Moving goods via rail rather than truck is safer for communities and drivers. Semi-truck accidents accounted for 4,050 deaths in 2015 as opposed to rail’s 233. A sleepy truck driver may run a truck, or another vehicle, off the road causing harm to the people involved and potentially to the community in the event of a fire or hazardous spill. Railroads are discreet systems, and, thanks to two man crews, there is always another set of eyes on the train looking to prevent accidents, whether at road crossings, track failures, or just entertaining a sleepy engineer. Lower road congestion means less opportunity for accidents; a typical mile-long freight train can replace more than 500 trucks.
More Fuel Efficient
Trains are four times more fuel efficient than trucks on average. If just 10% of American freight moved by the heaviest trucks on the road was transported by rail instead, 1.5 billion gallons of fuel would be saved per year.
More Environmentally Friendly
Moving freight by rail rather than truck reduces associated greenhouse gas emissions by 75%. Moving just 10% of American freight from the heaviest trucks on the road to rail would reduce greenhouse gas emissions by roughly 17 million tons.
Easier On The Tax Payer
Railroads are independently owned companies that are responsible for the maintenance of their own infrastructure, whereas trucks operate on public roads that are maintained by government bodies and are paid for by the taxpayer.
Raw materials are loaded into railcars at the point of extraction. Due to low cost per unit and ability to carry large volumes, rail is the best option for moving raw materials. Rail movements can be scheduled in line with the point of loading or with customers, building supply chain dependability.
By building track directly into a factory, or utilizing nearby transloading facilities to offload product from rail to truck, the factory can receive steady shipments of raw materials and experience cost savings using rail for long distance product movement that isn’t available with trucks.

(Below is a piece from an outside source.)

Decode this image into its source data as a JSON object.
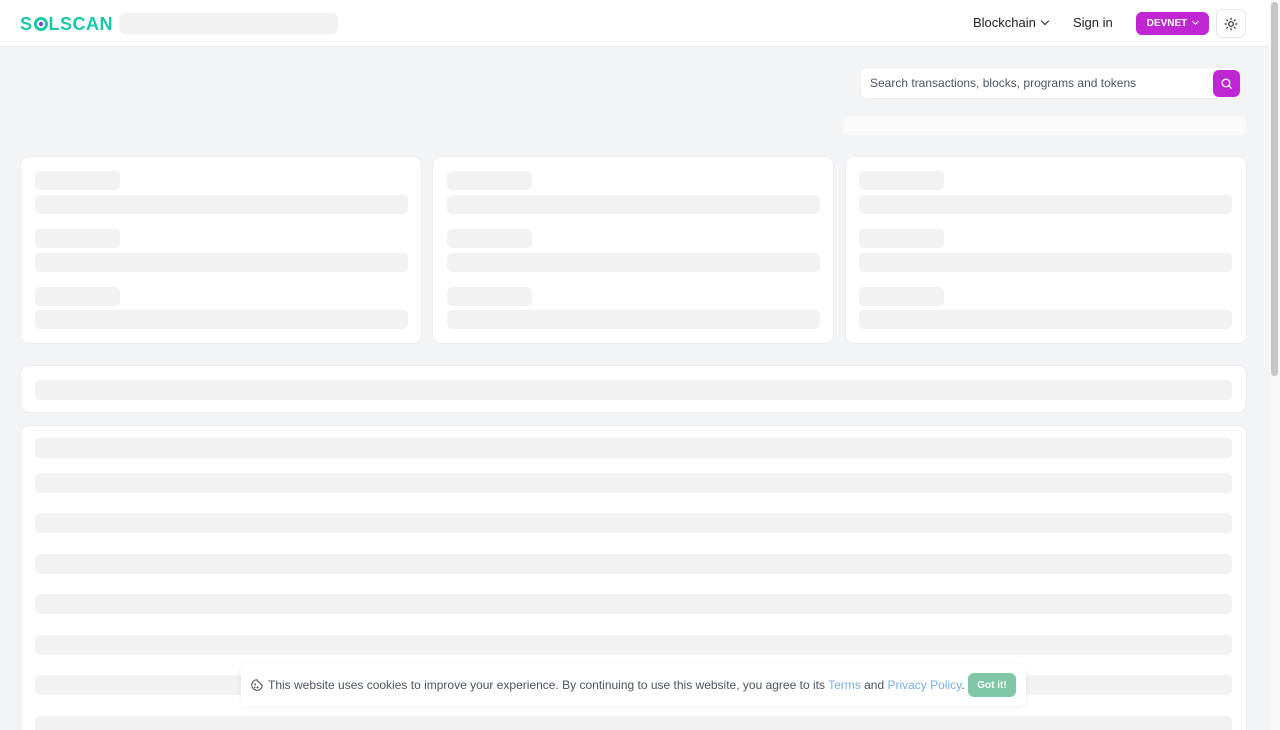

Rail is a great option for distributing refined or finished products. The existing infrastructure can be utilized to ship the outbound product, equaling in cost savings. Because of containerized shipping, products that were once considered unsuitable for rail transit can now be easily accommodated.
For bulk products needing storage, rail yards are available until the product is sold and diverted to a final destination, or to hold until the end user accepts. Operations for offloading product into warehouses for repackaging and sorting are located on most railroads and transload facilities.